Best management practices to delay the evolution of Bt resistance in lepidopteran pests without high susceptibility to Bt toxins in North America

Authors: REISIG, D. D. - North Carolina State University; DIFONZO, C. - Michigan State University; DIVELY, G. - University Of Maryland; FARHAN, Y. - University Of Guelph; GORE, J. - Mississippi State University; SMITH, J. - University Of Guelph

Submitted to: Journal of Economic Entomology
Publication Type: Peer Reviewed Journal
Publication Acceptance Date: 11/23/2021
Publication Date: 12/18/2021
Citation: Reisig, D., Difonzo, C., Dively, G., Farhan, Y., Gore, J., Smith, J. 2021. Best management practices to delay the evolution of Bt resistance in lepidopteran pests without high susceptibility to Bt toxins in North America. Journal of Economic Entomology. 115:10-25. https://doi.org/10.1093/jee/toab247.
DOI: https://doi.org/10.1093/jee/toab247

Interpretive Summary: Genetically modified crops expressing insecticidal proteins from the soil bacterium, Bacillus thuringiensis Berliner (Bt), are planted on 82% of the corn and 88% of the cotton acres in the United States and 88% of the corn acres in Canada. As part of the registration package for Bt crops in the U.S. and Canada, regulatory agencies require an insect resistance management (IRM) plan for target pest species. Canadian and United States (US) insect resistance management (IRM) programs for lepidopteran pests in Bacillus thuriengiensis (Bt)-expressing crops are optimally designed for European corn borer in corn and tobacco budworm in cotton. Although Bt corn and cotton express a high dose for these pests, Bt corn and Bt cotton do not express high doses for many other target pests. Western bean cutworm and bollworm are two such non-high dose pests which may develop resistance if IRM plans are not followed. IRM practices to delay Bt resistance that are designed for these two ecologically challenging and important pests should apply to species that are more susceptible to Bt toxins. The purpose of this article is to propose five best management practices to delay the evolution of Bt resistance in lepidopteran pests with low susceptibility to Bt toxins in Canada and the US: 1) better understand resistance potential before commercialization, 2) strengthen IRM based on regional pest pressure by restricting Bt usage where it is of little benefit, 3) require and incentivize planting of structured corn refuge everywhere for single toxin cultivars and in the southern US for pyramids, 4) integrate field and laboratory resistance monitoring programs, and 5) effectively use unexpected injury thresholds.

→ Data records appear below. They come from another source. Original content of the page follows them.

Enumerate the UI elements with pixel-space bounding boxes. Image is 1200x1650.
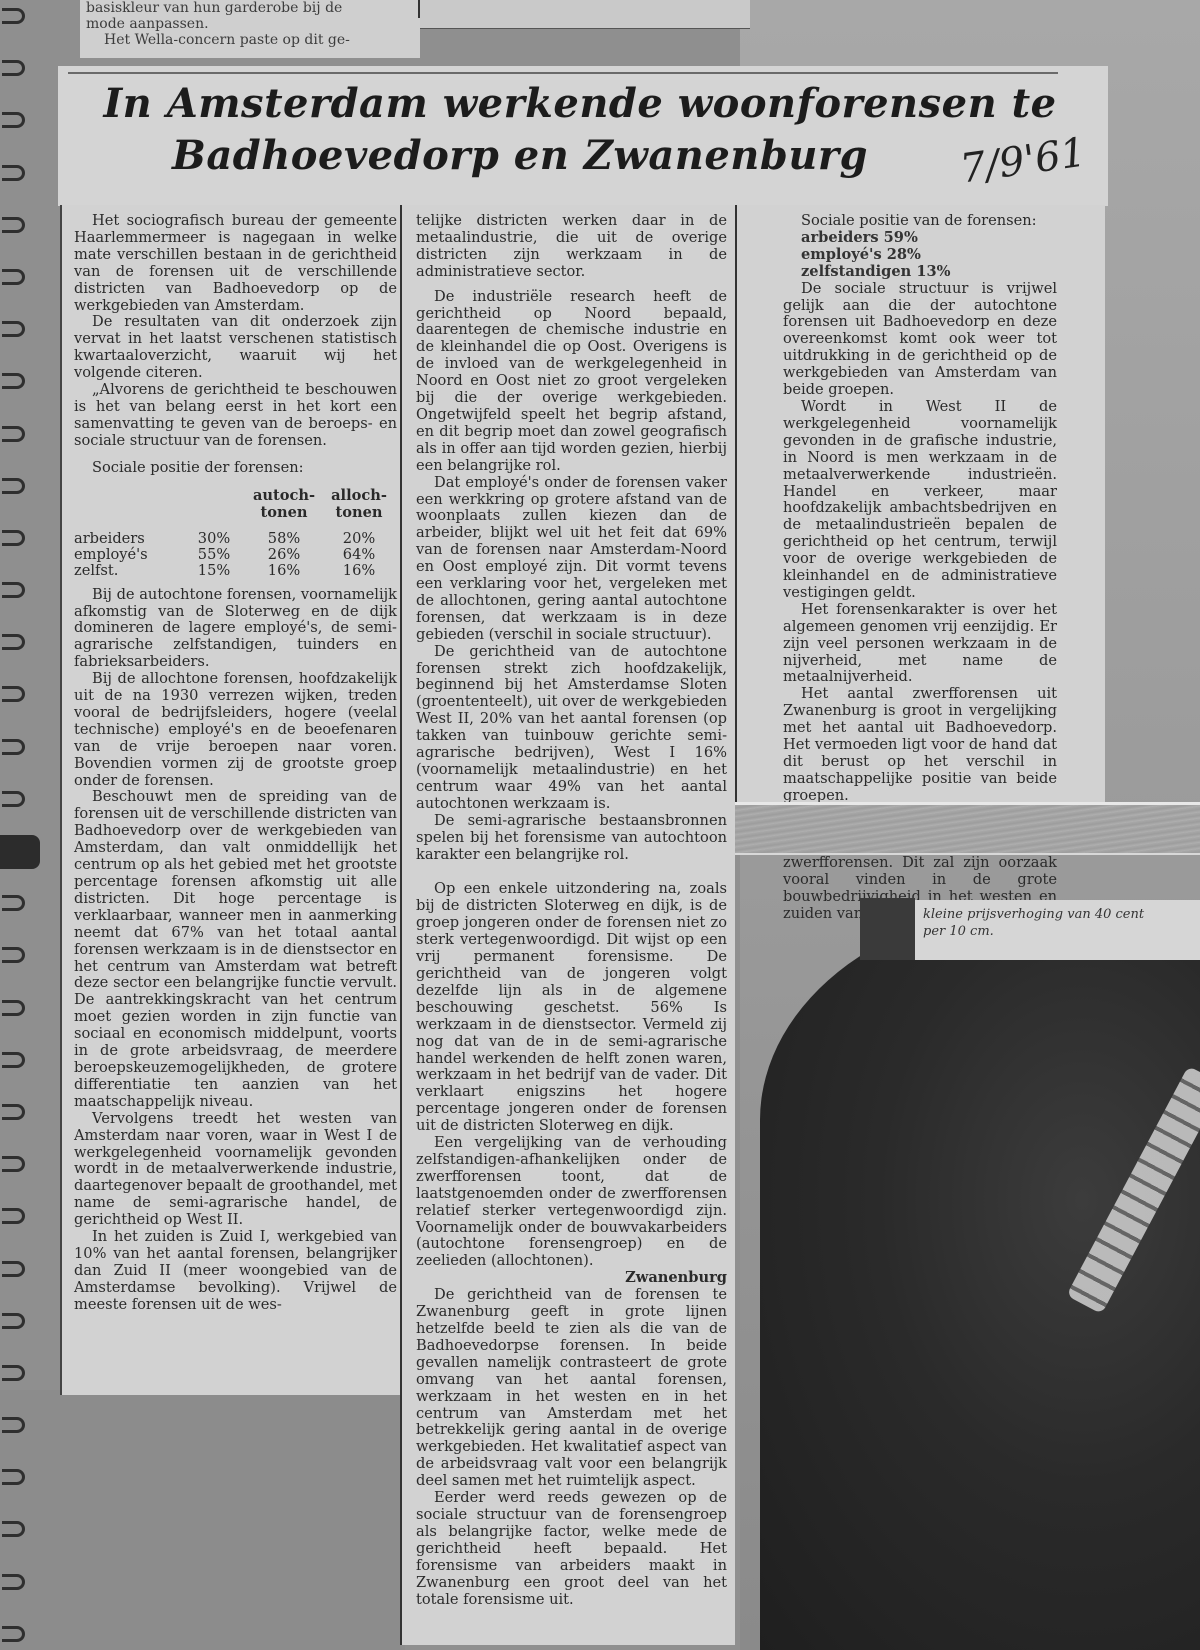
price-note-line: per 10 cm. xyxy=(923,923,1192,940)
scrap-line: Het Wella-concern paste op dit ge- xyxy=(86,32,414,48)
headline-line-2: Badhoevedorp en Zwanenburg xyxy=(60,130,1100,182)
social-position-item: employé's 28% xyxy=(783,247,1057,264)
paragraph: De resultaten van dit onderzoek zijn ver… xyxy=(74,314,397,382)
top-rule xyxy=(68,72,1058,74)
paragraph: Het forensenkarakter is over het algemee… xyxy=(783,602,1057,687)
wooden-edge xyxy=(735,802,1200,855)
table-row: arbeiders 30% 58% 20% xyxy=(74,531,397,547)
paragraph: Bij de allochtone forensen, hoofdzakelij… xyxy=(74,671,397,789)
social-position-table: Sociale positie der forensen: autoch-ton… xyxy=(74,460,397,579)
paragraph: Dat employé's onder de forensen vaker ee… xyxy=(416,475,727,644)
header-autochtonen: autoch-tonen xyxy=(244,487,324,521)
scrap-line: mode aanpassen. xyxy=(86,16,414,32)
article-column-2: telijke districten werken daar in de met… xyxy=(400,205,735,1645)
paragraph: telijke districten werken daar in de met… xyxy=(416,213,727,281)
table-header: autoch-tonen alloch-tonen xyxy=(74,487,397,521)
paragraph: Op een enkele uitzondering na, zoals bij… xyxy=(416,881,727,1135)
paragraph: Een vergelijking van de verhouding zelfs… xyxy=(416,1135,727,1270)
spiral-binding xyxy=(0,0,30,1650)
paragraph: Beschouwt men de spreiding van de forens… xyxy=(74,789,397,1110)
background-lower xyxy=(0,1390,405,1650)
social-position-item: zelfstandigen 13% xyxy=(783,264,1057,281)
price-note-clipping: kleine prijsverhoging van 40 cent per 10… xyxy=(915,900,1200,960)
social-position-item: arbeiders 59% xyxy=(783,230,1057,247)
paragraph: De semi-agrarische bestaansbronnen spele… xyxy=(416,813,727,864)
article-headline: In Amsterdam werkende woonforensen te Ba… xyxy=(60,78,1100,182)
subheading-zwanenburg: Zwanenburg xyxy=(416,1270,727,1287)
paragraph: Eerder werd reeds gewezen op de sociale … xyxy=(416,1490,727,1608)
paragraph: De gerichtheid van de forensen te Zwanen… xyxy=(416,1287,727,1490)
article-column-3: Sociale positie van de forensen: arbeide… xyxy=(735,205,1105,805)
paragraph: In het zuiden is Zuid I, werkgebied van … xyxy=(74,1229,397,1314)
table-title: Sociale positie der forensen: xyxy=(74,460,397,477)
header-allochtonen: alloch-tonen xyxy=(324,487,394,521)
previous-clipping-fragment-right xyxy=(420,0,750,29)
hand-photo-region xyxy=(760,900,1200,1650)
paragraph: Bij de autochtone forensen, voornamelijk… xyxy=(74,587,397,672)
paragraph: „Alvorens de gerichtheid te beschouwen i… xyxy=(74,382,397,450)
binding-clip xyxy=(0,835,40,869)
table-row: zelfst. 15% 16% 16% xyxy=(74,563,397,579)
paragraph: Het sociografisch bureau der gemeente Ha… xyxy=(74,213,397,314)
social-position-title: Sociale positie van de forensen: xyxy=(783,213,1057,230)
article-column-1: Het sociografisch bureau der gemeente Ha… xyxy=(60,205,405,1395)
paragraph: Het aantal zwerfforensen uit Zwanenburg … xyxy=(783,686,1057,804)
headline-line-1: In Amsterdam werkende woonforensen te xyxy=(60,78,1100,130)
previous-clipping-fragment: basiskleur van hun garderobe bij de mode… xyxy=(80,0,420,58)
paragraph: De gerichtheid van de autochtone forense… xyxy=(416,644,727,813)
paragraph: De sociale structuur is vrijwel gelijk a… xyxy=(783,281,1057,399)
paragraph: Wordt in West II de werkgelegenheid voor… xyxy=(783,399,1057,602)
paragraph: De industriële research heeft de gericht… xyxy=(416,289,727,475)
paragraph: Vervolgens treedt het westen van Amsterd… xyxy=(74,1111,397,1229)
price-note-line: kleine prijsverhoging van 40 cent xyxy=(923,906,1192,923)
table-row: employé's 55% 26% 64% xyxy=(74,547,397,563)
scrap-line: basiskleur van hun garderobe bij de xyxy=(86,0,414,16)
shadow-block xyxy=(860,898,915,960)
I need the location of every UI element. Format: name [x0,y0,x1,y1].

Technical Abstract: Canadian and United States (US) insect resistance management (IRM) programs for lepidopteran pests in Bacillus thuriengiensis (Bt)-expressing crops are optimally designed for Ostrinia nubilalis Hübner in corn (Zea mays L.) and Chloridea virescens Fabricius in cotton (Gossypium hirsutum L.). Both Bt corn and cotton express a high dose for these pests; however, there are many other target pests for which Bt crops do not express high doses (commonly referred to as nonhigh dose pests). Two important lepidopteran nonhigh dose (low susceptibility) pests are Helicoverpa zea Boddie (Lepidoptera: Noctuidae) and Striacosta albicosta Smith (Lepidoptera: Noctuidae). We highlight both pests as cautionary examples of exposure to nonhigh dose levels of Bt toxins when the IRM plan was not followed. Moreover, IRM practices to delay Bt resistance that are designed for these two ecologically challenging and important pests should apply to species that are more susceptible to Bt toxins. The purpose of this article is to propose five best management practices to delay the evolution of Bt resistance in lepidopteran pests with low susceptibility to Bt toxins in Canada and the US: 1) better understand resistance potential before commercialization, 2) strengthen IRM based on regional pest pressure by restricting Bt usage where it is of little benefit, 3) require and incentivize planting of structured corn refuge everywhere for single toxin cultivars and in the southern US for pyramids, 4) integrate field and laboratory resistance monitoring programs, and 5) effectively use unexpected injury thresholds.